LE CRITICABLE RENFORCEMENT DE L’ENSEIGNEMENT IMMERSIF DES LANGUES REGIONALES

Le 16 décembre 2015, le rapporteur Paul Molac a présenté une proposition de loi sur l’enseignement immersif des langues régionales à la Commission des affaires culturelles. Cette proposition comporte un double objectif. Un objectif d’enseignement immersif des langues régionales dans les établissements scolaires et un objectif d’utilisation de ces langues par le biais de signalétiques ainsi que dans les médias.

Un contexte français peu favorable à la valorisation des langues régionales

En France certains dénoncent un refus d’attribuer un quelconque statut aux langues régionales. Ils estiment que la richesse de notre pays concernant ces langues implique la détermination d’un statut propre. En effet en France, en comptant les territoires d’outre mer, on compte 75 langues différentes, cependant, elles constituent un patrimoine menacé. Les français parlent très peu une autre langue que le français. Le rapporteur Paul Molac affirme que « seul 12% parlent les langues régionales alors que dans leur jeunesse, le chiffre était de 26% ». On assiste donc à une érosion incontestable du parlé.

L’UNESCO classe toutes les langues régionales de France à l’exception d’une seule en grand danger d’extinction, le basque. La position française parait curieuse pour les défenseurs de ces langues dans la mesure où il semble y avoir une certaine indifférence, voir parfois même une hostilité sur la question, alors qu’à l’étranger, la position du pays est celle de la défense de l’exception culturelle française.

En 2006, la France a ratifié la Convention de sauvegarde des langues régionales, ce qui démontrait une réelle implication quant-à leur sauvegarde. Mais le véritable tournant s’est opéré en 2008 par la première inscription de ces langues dans la Constitution, leur permettant d’entrer dans le patrimoine national français. Les défenseurs des langues régionales affirment cependant qu’il n’existe pas de traduction législative de cette mention dans la Constitution. Ils condamnent les supposées contradictions dont aurait fait preuve la France et considèrent que malgré la signature de notre pays de plusieurs conventions internationales sur la diversité linguistique culturelle, le législateur ne précise pas le statut des langues régionales.

La proposition de loi contraignante, imposant l’enseignement immersif des langues régionales

Face à la dégénérescence de ces langues, la proposition de loi fait la promotion de leur enseignement immersif.
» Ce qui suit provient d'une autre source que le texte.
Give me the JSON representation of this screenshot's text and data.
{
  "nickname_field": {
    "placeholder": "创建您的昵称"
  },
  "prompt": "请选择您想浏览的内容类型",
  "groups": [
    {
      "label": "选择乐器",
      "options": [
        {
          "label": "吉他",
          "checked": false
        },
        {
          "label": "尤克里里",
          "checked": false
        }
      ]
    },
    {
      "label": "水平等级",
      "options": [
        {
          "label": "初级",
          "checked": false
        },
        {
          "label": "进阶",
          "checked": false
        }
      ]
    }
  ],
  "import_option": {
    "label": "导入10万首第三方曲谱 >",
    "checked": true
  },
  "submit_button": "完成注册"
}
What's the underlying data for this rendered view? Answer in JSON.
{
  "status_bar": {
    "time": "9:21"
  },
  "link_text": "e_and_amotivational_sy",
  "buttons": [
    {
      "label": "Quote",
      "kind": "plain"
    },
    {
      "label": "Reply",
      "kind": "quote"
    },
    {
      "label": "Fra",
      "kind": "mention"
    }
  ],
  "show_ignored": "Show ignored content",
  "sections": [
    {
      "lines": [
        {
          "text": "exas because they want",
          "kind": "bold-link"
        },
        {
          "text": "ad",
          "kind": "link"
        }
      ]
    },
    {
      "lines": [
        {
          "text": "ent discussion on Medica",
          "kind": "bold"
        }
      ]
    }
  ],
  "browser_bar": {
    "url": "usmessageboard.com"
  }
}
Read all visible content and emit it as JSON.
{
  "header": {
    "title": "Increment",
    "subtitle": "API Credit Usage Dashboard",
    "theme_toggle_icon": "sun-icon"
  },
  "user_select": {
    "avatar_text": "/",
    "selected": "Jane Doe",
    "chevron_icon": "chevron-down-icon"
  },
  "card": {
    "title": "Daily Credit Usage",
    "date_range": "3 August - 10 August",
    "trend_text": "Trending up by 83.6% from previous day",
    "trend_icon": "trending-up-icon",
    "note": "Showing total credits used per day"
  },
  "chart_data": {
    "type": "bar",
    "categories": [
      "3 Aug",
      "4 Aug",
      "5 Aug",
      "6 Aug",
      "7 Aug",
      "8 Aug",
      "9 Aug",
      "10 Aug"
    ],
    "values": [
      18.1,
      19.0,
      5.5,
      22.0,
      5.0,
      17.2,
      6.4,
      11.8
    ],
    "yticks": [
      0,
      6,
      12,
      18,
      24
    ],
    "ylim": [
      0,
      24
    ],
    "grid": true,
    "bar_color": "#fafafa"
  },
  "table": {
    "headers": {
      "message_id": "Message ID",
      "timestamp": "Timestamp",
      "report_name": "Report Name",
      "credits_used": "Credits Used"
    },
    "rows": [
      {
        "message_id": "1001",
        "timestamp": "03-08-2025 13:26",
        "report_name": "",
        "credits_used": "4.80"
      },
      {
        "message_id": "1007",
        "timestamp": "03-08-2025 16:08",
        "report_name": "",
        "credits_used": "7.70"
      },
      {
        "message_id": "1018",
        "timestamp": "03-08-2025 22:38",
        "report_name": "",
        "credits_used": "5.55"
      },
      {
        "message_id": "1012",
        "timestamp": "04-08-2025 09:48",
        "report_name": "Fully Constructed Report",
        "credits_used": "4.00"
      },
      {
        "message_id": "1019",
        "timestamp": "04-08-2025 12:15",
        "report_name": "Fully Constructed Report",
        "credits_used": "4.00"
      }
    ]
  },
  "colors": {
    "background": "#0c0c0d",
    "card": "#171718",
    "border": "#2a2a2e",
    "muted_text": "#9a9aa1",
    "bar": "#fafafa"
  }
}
Cela signifie que les autres disciplines comme les mathématiques ou l’histoire par exemple seraient enseignées dans une langue régionale. Le rapporteur estime qu’il est primordial pour sauvegarder les langues d’avoir recours à ce type d’enseignement. Les défenseurs des langues rappellent qu’elles font parties de notre patrimoine culturel et qu’elles doivent de ce fait être enseignées au même titre que le français. Plus que d’enseigner les langues régionales, il faut donner la possibilité aux français de l’utiliser.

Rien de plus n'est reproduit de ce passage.